Pelemahan mata uang yang terjadi bulan Februari-Maret tersebut disebabkan dampak dari perilaku pasar yang panik dengan luasnya penyebaran virus corona.
Para investor melepas investasi portofolionya di berbagai negara untuk mencari safe heaven dari kemungkinan terburuk wabah virus corona. Portofolio yang keluar dari Indonesia tercatat Rp30.8 triliun (yoy) dengan rincian: surat berharga negara (SBN) Rp26.2 triliun, saham sebesar Rp4.1 triliun. Secata year to date, keluarnya asing di SBN Rp11 triliun dan saham Rp1,6 triliun.
Kenyataannya secara volume aset SBN lebih volatile keluar dibandingkan aset saham. Ini signal bahwa kedalaman pasar sekunder SBN masih perlu ditingkatkan lagi.
Dalam menyikapi gejolak Rupiah, Bank Indonesia melakukan triple intervention yaitu pertama, intervensi langsung di pasar spot melalui menjual valas untuk menahan rupiah bergerak ke bawah lebih dalam.
Kedua, intervensi dalam pasar Domestic Non Deliverable Forward (DNDF) di pasar derivatif valas domestik untuk mengarahkan level rupiah di jangka menengah. Ketiga, intervensi pembelian SBN yang dilepas asing (akumulasi aset SBN) untuk menjaga yield SBN dan pelemahan rupiah lebih lanjut.
Media melaporkan bahwa BI telah membeli SBN di pasar sekunder sampai Rp100 triliun sejak Januari sampai Akhir Februari 2020 artinya BI telah menghabiskan Rp50 triliun setiap bulan untuk menenangkan rupiah sekaligus menjaga Yield SBN yang sudah berubah dari 6.56% menjadi 6.95%.

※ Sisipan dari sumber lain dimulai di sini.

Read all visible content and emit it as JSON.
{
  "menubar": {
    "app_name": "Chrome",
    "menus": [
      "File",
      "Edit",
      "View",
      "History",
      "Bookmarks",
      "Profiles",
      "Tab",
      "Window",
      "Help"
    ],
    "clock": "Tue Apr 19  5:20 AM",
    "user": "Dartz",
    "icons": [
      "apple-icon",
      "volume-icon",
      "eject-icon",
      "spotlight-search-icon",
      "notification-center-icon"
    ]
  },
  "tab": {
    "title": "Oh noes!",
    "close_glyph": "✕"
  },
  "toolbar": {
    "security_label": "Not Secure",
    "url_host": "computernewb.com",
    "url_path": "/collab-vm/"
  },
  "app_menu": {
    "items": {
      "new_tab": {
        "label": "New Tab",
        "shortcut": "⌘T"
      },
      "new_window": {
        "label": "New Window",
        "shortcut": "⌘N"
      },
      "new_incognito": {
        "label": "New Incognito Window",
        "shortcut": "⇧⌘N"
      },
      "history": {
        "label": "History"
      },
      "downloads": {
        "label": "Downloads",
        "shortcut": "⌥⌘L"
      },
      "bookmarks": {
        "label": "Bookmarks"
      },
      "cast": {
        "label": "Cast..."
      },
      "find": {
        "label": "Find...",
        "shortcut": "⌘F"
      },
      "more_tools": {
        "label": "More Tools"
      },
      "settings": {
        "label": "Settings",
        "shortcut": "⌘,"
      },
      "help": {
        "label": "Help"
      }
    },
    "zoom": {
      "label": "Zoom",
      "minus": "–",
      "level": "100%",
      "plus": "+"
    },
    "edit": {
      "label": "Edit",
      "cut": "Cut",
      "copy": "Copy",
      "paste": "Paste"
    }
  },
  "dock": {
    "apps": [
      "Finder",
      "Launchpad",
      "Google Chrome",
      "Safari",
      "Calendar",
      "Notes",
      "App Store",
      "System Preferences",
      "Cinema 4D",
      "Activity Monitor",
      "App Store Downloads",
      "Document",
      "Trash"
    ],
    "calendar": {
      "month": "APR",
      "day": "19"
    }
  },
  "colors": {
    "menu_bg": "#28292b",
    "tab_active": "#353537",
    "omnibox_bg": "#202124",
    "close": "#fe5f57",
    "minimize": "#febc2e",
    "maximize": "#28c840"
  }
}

Sedangkan berapa biaya intervensi di pasar spot dan pasar derivatif DNDF yang dikeluarkan BI tidak ada yang mengetahuinya. Para analis memperkirakan BI habis sekitar Rp150-200 triliun untuk total biaya dari triple intervention tersebut.
Meskipun secara year to date sampai Februari pelemahan rupiah lebih rendah daripada negara lain, namun secara biaya, jumlah yang dikeluarkan BI yang mencapai ratusan triliun merupakan angka yang cukup besar. Pertanyaannya apakah bila BI mengintervensi nominal biaya yang lebih kecil, maka rupiah bisa jatuh ke angka Rp15.000/USD?
Jika demikian logikanya maka, perilaku paniknya investor tersebut terkesan terus difasilitasi oleh BI. Oleh karena itu, investor spekulan selalu senang karena mengetahui BI akan mengeluarkan biaya yang demikian besar.
Jelas sekali, bahwa berapa pun biaya yang dikeluarkan BI selalu tidak cukup untuk menghadapi investor dengan mentality spekulan dengan memanfaatkan isu virus corona untuk profit taking. Harus ada koordinasi lintas otoritas dalam menghadapi gejolak rupiah karena penyebaran virus corona tersebut. Bila hanya BI sendiri, maka cepat atau lambat cadangan devisa berkurang dan hal tersebut menambah kerentanan gejolak rupiah di masa depan.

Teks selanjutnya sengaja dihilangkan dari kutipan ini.